Apporter de l’aide et un accompagnement spécifique aux agriculteurs en difficulté, tel est l’objectif de l’association Atex (Appui technique aux exploitations agricoles), créée en 1983, sur le département de l’Eure et qui s’est étendue à celui voisin de la Seine-Maritime en 2018.
Orienté vers l’association par un des membres partenaires (une banque, une coopérative, un centre de gestion, etc.) qui a repéré ses difficultés, l’agriculteur en situation délicate doit appeler de sa propre initiative l’Atex pour pourvoir débuter un suivi individualisé. Ce suivi est validé par un comité Atex réunissant tous les partenaires para-agricoles du dossier présenté, soit une vingtaine de membres, et un conseiller lui est alors attribué.
Un nombre d'adhésions en croissance
En 2022, 28 nouveaux exploitants ont adhéré à l’Atex, un chiffre en hausse par rapport à 2020 et 2021. 30 % avaient pour principale activité l’élevage bovin lait, 26 % les cultures céréalières, 19 % les bovins viande. La typologie des exploitations suivies sur les dix dernières années (251 adhérents) est globalement la même : 32 % d’éleveurs laitiers, 24 % de céréaliers, 18 % d’éleveurs allaitants…

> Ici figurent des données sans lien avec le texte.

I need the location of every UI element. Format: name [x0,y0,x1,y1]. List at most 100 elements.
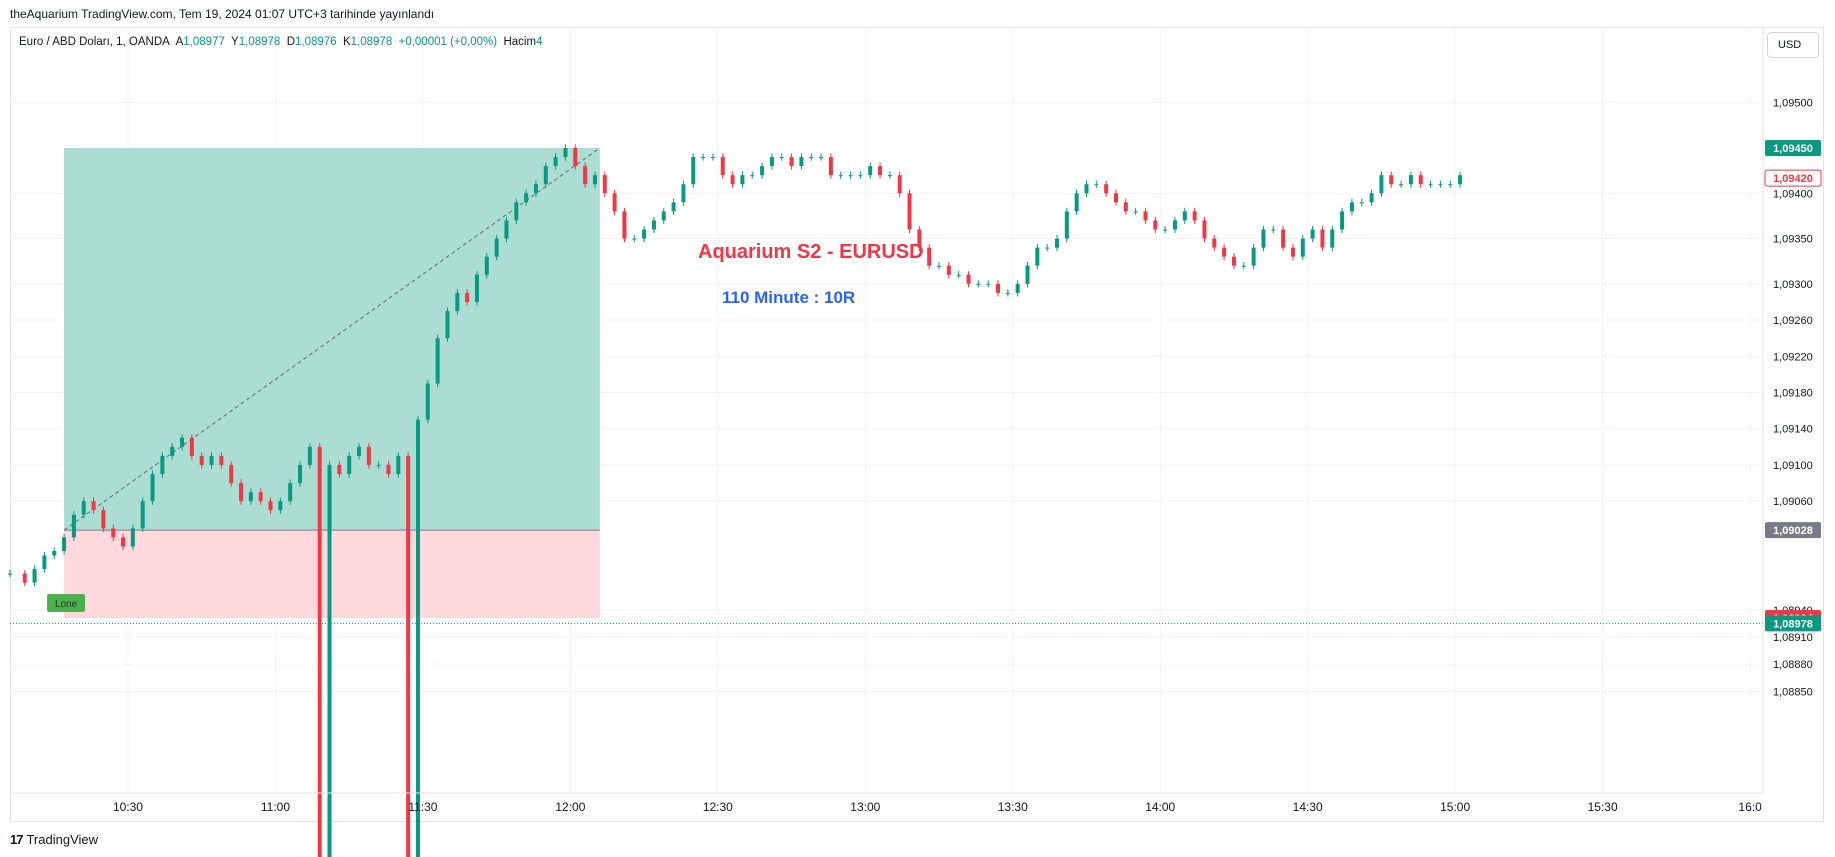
candle-body [1231,256,1236,266]
candle-body [337,464,342,474]
candle-body [1035,247,1040,266]
candle-body [170,446,175,456]
candle [1025,262,1030,288]
candle-body [1222,247,1227,257]
candle [897,171,902,197]
candle-body [1251,247,1256,266]
candle-body [386,464,391,474]
candle [1064,207,1069,243]
candle-body [504,220,509,239]
price-badge-outline-red: 1,09420 [1764,169,1822,187]
candle [494,234,499,261]
candle-body [32,569,37,583]
candle [121,533,126,551]
candle-body [622,211,627,239]
candle [966,271,971,288]
candle [1094,180,1099,188]
chart-frame[interactable] [10,27,1824,822]
candle [130,524,135,551]
candle-body [1025,265,1030,284]
long-badge-label: Lone [55,599,78,610]
candle-body [1340,211,1345,230]
chart-title-annotation: Aquarium S2 - EURUSD [698,241,924,263]
candle-body [1448,184,1453,186]
candle-body [357,446,361,456]
legend-open: 1,08977 [183,36,225,48]
candle-body [121,537,126,547]
candle-body [8,573,12,575]
candle-body [681,184,686,203]
candle-body [406,455,411,857]
y-tick-label: 1,09500 [1773,98,1813,110]
y-tick-label: 1,08850 [1773,686,1813,698]
candle [81,497,86,519]
candle [1045,243,1050,252]
candle [1123,198,1128,216]
candle-body [632,238,637,240]
candle [720,153,725,179]
candle [937,262,942,270]
candle [71,511,76,542]
candle [357,443,361,460]
candle-body [828,157,833,176]
candle [858,171,863,179]
candle [1231,253,1236,270]
currency-button[interactable]: USD [1767,32,1819,58]
legend-low-label: D [286,36,295,48]
position-zones [63,147,601,618]
candle-body [917,229,922,248]
candle [1418,171,1423,188]
candle-body [1064,211,1069,239]
tradingview-logo[interactable]: 17 TradingView [10,832,98,847]
candle-body [81,501,86,515]
y-tick-label: 1,09180 [1773,388,1813,400]
candle [946,262,951,279]
candle [386,461,391,478]
candle-body [927,247,932,266]
candle [484,253,489,279]
candle [996,280,1001,297]
candle-body [956,274,961,276]
candle-body [1438,184,1443,186]
x-tick-label: 14:00 [1145,800,1175,814]
candle-body [524,193,529,203]
candle [22,569,27,587]
legend-close-label: K [342,36,351,48]
candle [1005,289,1010,297]
candle [543,162,548,188]
y-tick-label: 1,09350 [1773,234,1813,246]
y-tick-label: 1,09100 [1773,460,1813,472]
candle [1310,225,1315,243]
candle-body [248,492,253,502]
candle-body [701,157,706,159]
candle-body [1133,211,1138,213]
price-badge-bg [1765,140,1821,156]
candle [986,280,991,288]
candle [592,171,597,188]
candle-body [838,175,843,177]
candle-body [268,501,273,511]
legend-low: 1,08976 [295,36,337,48]
candle [101,506,106,532]
candle-body [42,555,47,570]
candle [651,216,656,234]
candle-body [691,157,696,185]
candle-body [907,193,912,230]
candle-body [1379,175,1384,194]
candle-body [258,492,263,502]
candle [415,416,420,857]
x-tick-label: 10:30 [113,800,143,814]
legend-change: +0,00001 (+0,00%) [398,36,498,48]
y-tick-label: 1,09220 [1773,351,1813,363]
candle [691,153,696,188]
candle [268,497,273,514]
candle [1222,243,1227,261]
candle [52,547,57,560]
candle [42,551,47,573]
candle [809,153,814,161]
candle-body [209,455,214,465]
x-tick-label: 13:30 [998,800,1028,814]
candle [91,497,96,514]
candle-body [897,175,902,194]
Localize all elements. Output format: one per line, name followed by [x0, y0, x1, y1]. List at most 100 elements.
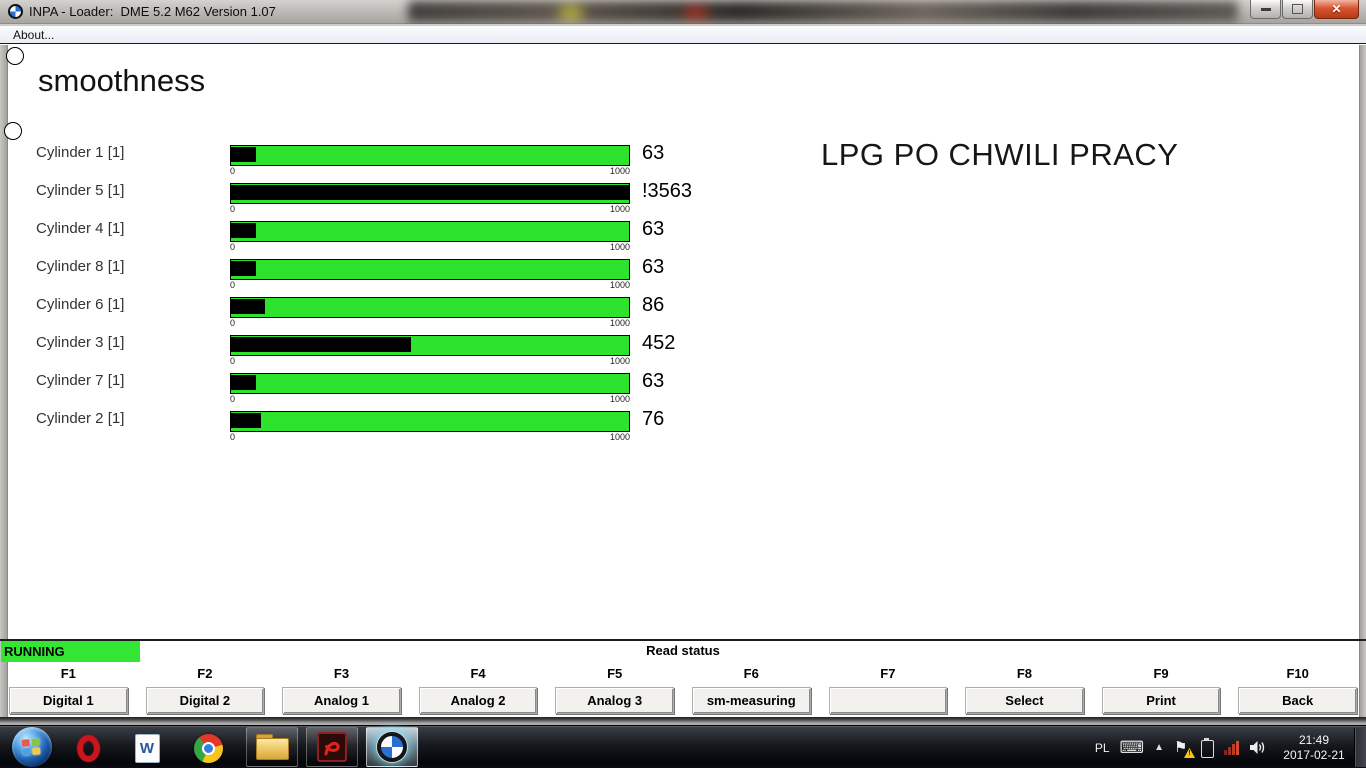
fkey-button-f2[interactable]: Digital 2 [145, 687, 265, 714]
cylinder-gauge: 0 1000 [230, 297, 630, 328]
window-border-left [0, 45, 8, 725]
gauge-scale-max: 1000 [609, 242, 630, 252]
maximize-icon[interactable] [1282, 0, 1313, 19]
menu-about[interactable]: About... [13, 27, 55, 42]
fkey-button-f1[interactable]: Digital 1 [9, 687, 128, 714]
cylinder-value: 63 [642, 142, 665, 164]
cylinder-gauge: 0 1000 [230, 183, 630, 214]
cylinder-gauge: 0 1000 [230, 411, 630, 442]
fkey-button-f4[interactable]: Analog 2 [418, 687, 538, 714]
volume-icon[interactable] [1249, 740, 1266, 755]
blur-blob [558, 7, 584, 19]
gauge-fill [231, 413, 262, 428]
cylinder-label: Cylinder 7 [1] [36, 372, 125, 389]
explorer-icon[interactable] [246, 727, 298, 767]
fkey-label-f5: F5 [607, 666, 623, 681]
cylinder-value: !3563 [642, 180, 693, 202]
gauge-fill [231, 375, 257, 390]
battery-icon[interactable] [1201, 737, 1214, 758]
cylinder-label: Cylinder 8 [1] [36, 258, 125, 275]
gauge-fill [231, 147, 257, 162]
start-button[interactable] [12, 727, 52, 767]
gauge-scale-max: 1000 [609, 166, 630, 176]
fkey-label-f6: F6 [743, 666, 759, 681]
keyboard-icon[interactable]: ⌨ [1119, 738, 1145, 757]
fkey-label-f4: F4 [470, 666, 486, 681]
blur-blob [683, 7, 709, 19]
gauge-scale: 0 1000 [230, 395, 630, 404]
warning-icon [1184, 748, 1195, 758]
gauge-bar [230, 373, 630, 394]
chrome-icon[interactable] [190, 733, 226, 763]
indicator-circle [4, 122, 22, 140]
minimize-icon[interactable] [1250, 0, 1281, 19]
bmw-roundel-icon [8, 4, 23, 19]
gauge-scale-max: 1000 [609, 280, 630, 290]
fkey-button-f10[interactable]: Back [1238, 687, 1357, 714]
action-center-flag-icon[interactable]: ⚑ [1174, 738, 1195, 758]
cylinder-gauge-list: Cylinder 1 [1] 0 1000 63 Cylinder 5 [1] [0, 141, 1366, 445]
gauge-scale: 0 1000 [230, 433, 630, 442]
cylinder-row: Cylinder 8 [1] 0 1000 63 [0, 255, 1366, 293]
cylinder-value: 63 [642, 370, 665, 392]
windows-flag-icon [21, 738, 41, 756]
cylinder-value: 63 [642, 256, 665, 278]
cylinder-label: Cylinder 5 [1] [36, 182, 125, 199]
annotation-text: LPG PO CHWILI PRACY [821, 137, 1179, 172]
cylinder-row: Cylinder 5 [1] 0 1000 !3563 [0, 179, 1366, 217]
gauge-fill [231, 185, 629, 200]
gauge-scale-min: 0 [230, 318, 236, 328]
fkey-label-f10: F10 [1286, 666, 1309, 681]
window-border-right [1359, 45, 1366, 725]
cylinder-row: Cylinder 3 [1] 0 1000 452 [0, 331, 1366, 369]
fkey-button-f6[interactable]: sm-measuring [691, 687, 811, 714]
gauge-bar [230, 411, 630, 432]
cylinder-label: Cylinder 4 [1] [36, 220, 125, 237]
word-icon[interactable] [129, 733, 165, 763]
fkey-button-f8[interactable]: Select [965, 687, 1084, 714]
tray-time: 21:49 [1298, 732, 1330, 747]
gauge-bar [230, 145, 630, 166]
fkey-cell: Back [1229, 687, 1366, 718]
language-indicator[interactable]: PL [1094, 740, 1110, 755]
show-desktop-button[interactable] [1354, 728, 1366, 767]
cylinder-row: Cylinder 1 [1] 0 1000 63 [0, 141, 1366, 179]
gauge-scale-min: 0 [230, 356, 236, 366]
show-hidden-icons-arrow[interactable]: ▲ [1154, 742, 1164, 753]
network-signal-icon[interactable] [1224, 740, 1239, 755]
gauge-scale-min: 0 [230, 204, 236, 214]
cylinder-label: Cylinder 2 [1] [36, 410, 125, 427]
opera-icon[interactable] [70, 733, 106, 763]
status-text: Read status [646, 643, 720, 658]
close-icon[interactable]: ✕ [1314, 0, 1359, 19]
fkey-button-f9[interactable]: Print [1101, 687, 1221, 714]
bmw-inpa-icon[interactable] [366, 727, 418, 767]
gauge-scale-max: 1000 [609, 204, 630, 214]
gauge-bar [230, 183, 630, 204]
system-tray: PL ⌨ ▲ ⚑ 21:49 2017-02-21 [1095, 726, 1352, 768]
acrobat-loop-glyph [324, 741, 340, 756]
fkey-button-f3[interactable]: Analog 1 [282, 687, 401, 714]
fkey-label-f1: F1 [60, 666, 76, 681]
acrobat-icon[interactable] [306, 727, 358, 767]
taskbar-clock[interactable]: 21:49 2017-02-21 [1276, 733, 1352, 763]
cylinder-value: 86 [642, 294, 665, 316]
fkey-button-row: Digital 1 Digital 2 Analog 1 Analog 2 Analog… [0, 687, 1366, 718]
cylinder-gauge: 0 1000 [230, 373, 630, 404]
fkey-label-f2: F2 [197, 666, 213, 681]
gauge-scale-min: 0 [230, 242, 236, 252]
fkey-button-f7[interactable] [828, 687, 948, 714]
gauge-scale-max: 1000 [609, 432, 630, 442]
fkey-button-f5[interactable]: Analog 3 [555, 687, 674, 714]
cylinder-value: 63 [642, 218, 665, 240]
gauge-scale-min: 0 [230, 166, 236, 176]
cylinder-gauge: 0 1000 [230, 259, 630, 290]
gauge-fill [231, 337, 411, 352]
fkey-label-f7: F7 [880, 666, 896, 681]
cylinder-row: Cylinder 4 [1] 0 1000 63 [0, 217, 1366, 255]
fkey-label-row: F1 F2 F3 F4 F5 F6 F7 F8 F9 F10 [0, 666, 1366, 681]
fkey-cell: Analog 1 [273, 687, 410, 718]
gauge-fill [231, 299, 266, 314]
titlebar-blurred-region [408, 1, 1238, 22]
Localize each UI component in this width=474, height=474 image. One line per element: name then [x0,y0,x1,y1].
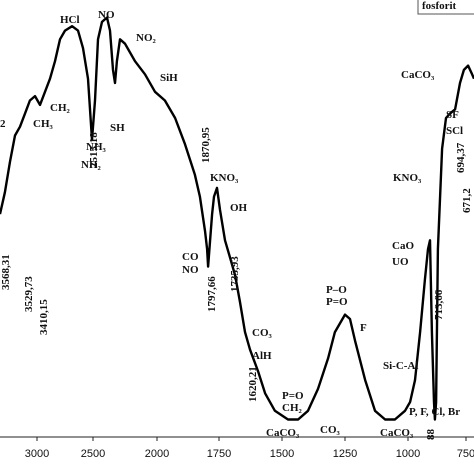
annotation: HCl [60,14,80,26]
annotation: CH₂ [50,102,71,114]
annotation: 2515,18 [88,132,100,168]
annotation: P=O [326,296,348,308]
annotation: fosforit [422,0,457,12]
annotation: CO₃ [320,424,341,436]
x-tick-label: 2500 [81,448,105,460]
annotation: AlH [252,350,272,362]
x-tick-label: 2000 [145,448,169,460]
annotation: KNO₃ [210,172,239,184]
annotation: NO [98,9,115,21]
annotation: 1620,21 [247,366,259,402]
annotation: CaCO₃ [380,427,414,439]
annotation: 3529,73 [23,276,35,312]
x-tick-label: 750 [457,448,474,460]
x-tick-label: 1750 [207,448,231,460]
annotation: 2 [0,118,6,130]
x-tick-label: 3000 [25,448,49,460]
annotation: 671,2 [461,188,473,213]
annotation: NH₂ [81,159,102,171]
annotation: CaO [392,240,414,252]
annotation: 1870,95 [200,127,212,163]
annotation: 3568,31 [0,254,12,290]
annotation: NO [182,264,199,276]
annotation: 1735,93 [229,256,241,292]
annotation: NH₃ [86,141,107,153]
x-tick-label: 1250 [333,448,357,460]
annotation: SiH [160,72,178,84]
annotation: 3410,15 [38,299,50,335]
annotation: 713,66 [433,289,445,320]
annotation: SF [446,109,459,121]
annotation: SH [110,122,125,134]
label-box [417,0,474,15]
annotation: SCl [446,125,463,137]
annotation: NO₂ [136,32,157,44]
annotation: OH [230,202,248,214]
annotation: P, F, Cl, Br [409,406,460,418]
annotation: P=O [282,390,304,402]
annotation: Si-C-Al [383,360,418,372]
annotation: KNO₃ [393,172,422,184]
x-tick-label: 1000 [396,448,420,460]
spectrum-line [0,16,474,421]
annotation: 694,37 [455,142,467,173]
annotation: 1797,66 [206,276,218,312]
annotation: CO₃ [252,327,273,339]
x-tick-label: 1500 [270,448,294,460]
annotation: P–O [326,284,347,296]
annotation: CaCO₃ [401,69,435,81]
annotation: 88 [425,429,437,441]
annotation: CaCO₃ [266,427,300,439]
annotation: F [360,322,367,334]
annotation: CO [182,251,199,263]
annotation: UO [392,256,409,268]
annotation: CH₂ [282,402,303,414]
annotation: CH₃ [33,118,54,130]
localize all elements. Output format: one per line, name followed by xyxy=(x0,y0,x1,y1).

Pour quelles raisons se retrouvent-ils en difficulté ? Contrairement à ce qu’on pourrait penser, ce ne sont pas les difficultés financières qui ont poussé en priorité à demander de l’aide en 2022. « Pour 30 % des nouveaux adhérents, c’est d’abord lié à des désaccords sur l’exploitation, des conflits entre associés, au sein du couple exploitant, etc., explique Stacy Vaudé, conseillère à l’Atex. 15 % ont fait des choix stratégiques qui n’étaient pas les bons, 15 % ont des dettes fournisseurs, 11 % ont décroché au niveau informatique/administratif et 11 % connaissent un manque de rentabilité ».
« Nous sommes comme des médecins généralistes, explique Stacy Vaudé. On écoute l’agriculteur, on cible les problèmes de l’exploitation, qui peuvent être liés au management, à la bureautique, à la technique…, grâce à un audit que l’on établit lors des premiers rendez-vous. On réalise alors un tableau de trésorerie avec l’exploitant, on étudie le fonctionnement de son exploitation. On lui explique ensuite les marges de progrès possible et on définit un plan d’action pour régler ses difficultés. Cela peut passer par de la médiation et de la conciliation entre les associés, avec les salariés et les partenaires de l'entreprise. On organise aussi des rendez-vous pour améliorer la gestion, sa technique mais aussi des entretiens avec des avocats, des assistantes sociales de la MSA... Pour le coté administratif, on facilite le travail des comptables et autres organismes administratifs. Et enfin, on remet en route les relations avec les partenaires de l’exploitation comme les coopératives, etc. ».
Au début, un rendez-vous par mois est fixé avec l’agriculteur pour l’aider dans sa prise de décision, puis le suivi est allégé (4 à 5 rendez-vous par an) quand la situation s’améliore. Le suivi dure en moyenne 5 à 7 ans, mais cela peut aller jusqu’à 10-15 ans.
Des agriculteurs plutôt âgés qui ont décroché
Les agriculteurs en difficulté sont plutôt âgés, avec une moyenne d’âge de 47 ans sur les années 2014 à 2022 : 40 % des adhérents avaient plus de 51 ans, 35 % entre 41 et 50 ans, 20 % entre 31 et 40 ans et 5 % moins de 30 ans. « Nos adhérents, ce sont plutôt des générations d'agriculteurs qui ont des difficultés à s'adapter au numérique, qui sont avant tout "paysans" », constate la conseillère Atex.
Sur la dernière décennie, la surface moyenne des adhérents était de 90 ha. 17 % des exploitations adhérentes à l’Atex avaient + de 150 ha, 37 % entre 76 et 150 ha, 35 % entre 11 et 75 ha et 11 % moins de 10 ha.
Depuis 1983, ce sont 750 exploitations qui ont été suivies par l’Atex et 185 qui le sont encore actuellement. « Environ une exploitation en difficulté sur deux réussit à redresser sa situation et sort du suivi de l’Atex, indique Stacy Vaudé. Si on compte aussi les cessions volontaires, quand c'est l’objectif de l’exploitant, on arrive à 88 % d’exploitants sortis des difficultés. »
Alors que l’association s’apprête à célébrer ses 40 ans, l’assemblée générale extraordinaire devrait acter son changement de nom : elle deviendra alors « Réagir », comme les structures des autres départements en France, adossées aux chambres d’agriculture. Elle restera cependant totalement indépendante en étant financée, comme actuellement, par ses partenaires.